Fine Febbraio, fuori dal teatro Ariston di Sanremo. Fabio De Min, vocalist dei Non Voglio Che Clara, regge un ombrello per ripararsi dalla pioggia mentre, distante dalla folla che si accalca all’uscita, guarda in direzione degli artisti, con un pizzico d’invidia ed amarezza; con “La Bella Estate” di Pavese sotto il braccio; e con lo spirito di chi ha riposto tutte le sue speranze in un pugno di canzoni e di poesie. Potrebbe essere una copertina di Luigi Tenco; l’istantanea di una vita che aspetta la propria occasione, per troppo tempo seduta ai tavoli anonimi di un Caffè o nelle fredde stanze di un Hotel.
Occasione che arriva pochi giorni dopo, con la pubblicazione del loro self-titled. Una manciata di canzoni, dieci in tutto; dieci ferite che aspettano di rimarginarsi; dieci punti di vista da cui guardare la vita senza illusioni e cercare di gustarne la bellezza; dieci storie “inevitabili”: si va dalle confessioni di “Porno”, che rimandano all’ultimo Niccolò Fabi; al Gino Paoli più ispirato di “Questo Lasciatelo Dire” e “L’oriundo”; a Syria che canta in “Sottile”; fino alle orchestrazioni pop di Bacharach (“L’avaro”) e al cantautorato di De Andrè (“In un giorno come questo”).
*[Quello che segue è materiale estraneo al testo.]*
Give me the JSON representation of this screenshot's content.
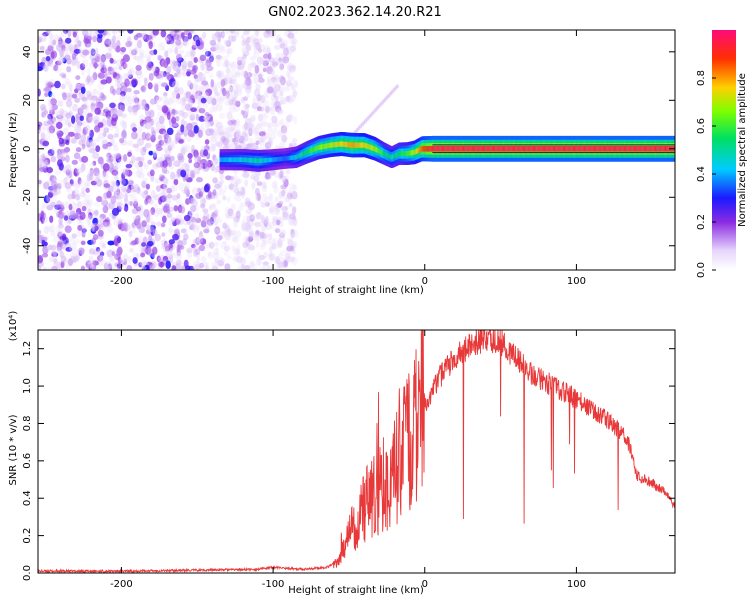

Le canzoni di quest’album potrebbero scivolare via, proprio come le gocce di pioggia sull’impermeabile di Fabio, fuori dal teatro di Sanremo; o potrebbero rimanere, come le ferite che ci portiamo dietro; le piccole morti di cui ogni giorno moriamo. Forse una volta smesso di piovere e chiuso l’ombrello, preferiremo ascoltare un disco più solare, più ottimista; e chiederemo aiuto ai Beach Boys. O forse “chissà “, seguiremo il percorso, iniziato circa due anni fa, che da Belluno porta alla canzone d’autore; e, anche quando il sole ritornerà a splendere, continueremo a crogiolarci in questa malinconica esaltazione della vita; aspettando qualcosa, qualcuno, che ci farà pensare ad altro; qualcuno per andare altrove…altrove.